Hikaye Hotarubi No Mori E animesinden esinlenerek yazılsa da belli başlı şeyler hariç kurgunun ilerleyişi farklılıklar içermektedir. Lütfen beğenip yorum yapmayı unutmayın. İyi okumalar! 

Hikaye smut içermemektedir. - Angst hikaye-

--

Babaannemin Daegu'daki evine yedinci sınıfı bitirip, yaz tatil için geldiğimizden beri çok fazla söylenmeme neden olan bir şey vardı.

Sıcak!

Dedemin buzdolabından çıkardığı soğuk karpuzu yerken, üstümdeki tişörtün yakasını yelleyerek serinlemeye çalışıyordum. Vücudumdaki suyun dahi buharlaştığını hissetmekten kendimi alamıyordum. Bu sıcağa babaannem ve dedem fazlasıyla alıştığı için hiç söylenmiyorlar, gülen yüzleriyle 'Birkaç haftaya alışırsın,' diyorlardı fakat sıcağa karşı bir dayanağım maalesef ki kalmamıştı. Gerçi buraya geleli daha iki gün olduğu için de bu kadar söyleniyor olabilirdim. Belki de gerçekten zaman geçtikçe sıcağa alışmaya başlardım.
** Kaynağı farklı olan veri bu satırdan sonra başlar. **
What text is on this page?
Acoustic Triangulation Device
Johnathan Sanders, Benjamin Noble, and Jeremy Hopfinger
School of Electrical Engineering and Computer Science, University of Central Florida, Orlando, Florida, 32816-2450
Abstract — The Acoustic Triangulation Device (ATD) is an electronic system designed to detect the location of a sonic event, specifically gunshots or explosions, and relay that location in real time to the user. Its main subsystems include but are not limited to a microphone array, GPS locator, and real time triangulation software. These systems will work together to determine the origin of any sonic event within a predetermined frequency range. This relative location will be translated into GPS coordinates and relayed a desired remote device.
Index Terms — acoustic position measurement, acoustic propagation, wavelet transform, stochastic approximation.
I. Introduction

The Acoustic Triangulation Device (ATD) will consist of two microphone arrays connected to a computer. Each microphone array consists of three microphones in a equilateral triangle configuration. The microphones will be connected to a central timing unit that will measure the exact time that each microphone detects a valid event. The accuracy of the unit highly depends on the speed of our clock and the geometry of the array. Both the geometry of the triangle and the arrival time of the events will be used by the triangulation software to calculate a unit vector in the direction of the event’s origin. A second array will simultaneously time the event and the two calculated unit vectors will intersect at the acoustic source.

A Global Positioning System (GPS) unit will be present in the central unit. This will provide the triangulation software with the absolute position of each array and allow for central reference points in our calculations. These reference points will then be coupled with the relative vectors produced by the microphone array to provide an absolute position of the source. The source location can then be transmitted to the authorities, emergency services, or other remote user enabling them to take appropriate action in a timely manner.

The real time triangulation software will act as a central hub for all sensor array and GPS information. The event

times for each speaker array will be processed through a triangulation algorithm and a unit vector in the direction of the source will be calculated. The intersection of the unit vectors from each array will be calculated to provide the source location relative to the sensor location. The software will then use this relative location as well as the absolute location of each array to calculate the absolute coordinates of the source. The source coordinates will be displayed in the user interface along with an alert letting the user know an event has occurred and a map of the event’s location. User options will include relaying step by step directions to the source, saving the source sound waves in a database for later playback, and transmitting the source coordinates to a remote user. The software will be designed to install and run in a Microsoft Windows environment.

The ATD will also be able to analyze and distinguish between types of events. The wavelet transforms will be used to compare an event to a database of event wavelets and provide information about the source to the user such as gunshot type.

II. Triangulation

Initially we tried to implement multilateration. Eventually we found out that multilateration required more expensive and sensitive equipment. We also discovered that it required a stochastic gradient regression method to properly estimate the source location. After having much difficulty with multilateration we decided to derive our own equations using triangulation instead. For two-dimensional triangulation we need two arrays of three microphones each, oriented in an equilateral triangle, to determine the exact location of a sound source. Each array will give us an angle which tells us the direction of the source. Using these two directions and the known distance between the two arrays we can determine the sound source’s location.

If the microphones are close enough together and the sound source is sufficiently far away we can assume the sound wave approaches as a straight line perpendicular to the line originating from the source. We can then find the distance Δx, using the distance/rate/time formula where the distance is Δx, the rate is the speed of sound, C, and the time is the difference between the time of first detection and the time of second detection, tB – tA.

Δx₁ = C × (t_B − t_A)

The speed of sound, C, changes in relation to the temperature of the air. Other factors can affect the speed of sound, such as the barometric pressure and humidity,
Umarım bu alışma sürecim çok uzun sürmezdi.

Çekirdeklerini özenle ayırdığım karpuza çatalımı batırıp ağzıma atarken gözlerimi olduğumuz yerden görünen ormana diktim. Geldiğim günden beri burada oynadığım çocuklardan o ormanın hayaletli olduğunu duyuyordum. Bu saçmaydı. Hayalet diye bir şey yoktu ve sırf böyle bir yalan ortaya atıldı diye o orman lanetli olarak sayılıyordu.

" Dede," dedim karpuzu ağzıma sokuşturup. Karpuzu hızlı hızlı çiğneyip yutkundum ve yanımda oturan dedeme döndüm. " Oradaki orman cidden lanetli mi?" Dedem elindeki çatalı karpuz yediğimiz kabın içine koyup bana ciddiyetle baktı. Ben de kendimi ciddi olmak zorundaymış gibi hissedip onun gibi çatalımı bıraktım.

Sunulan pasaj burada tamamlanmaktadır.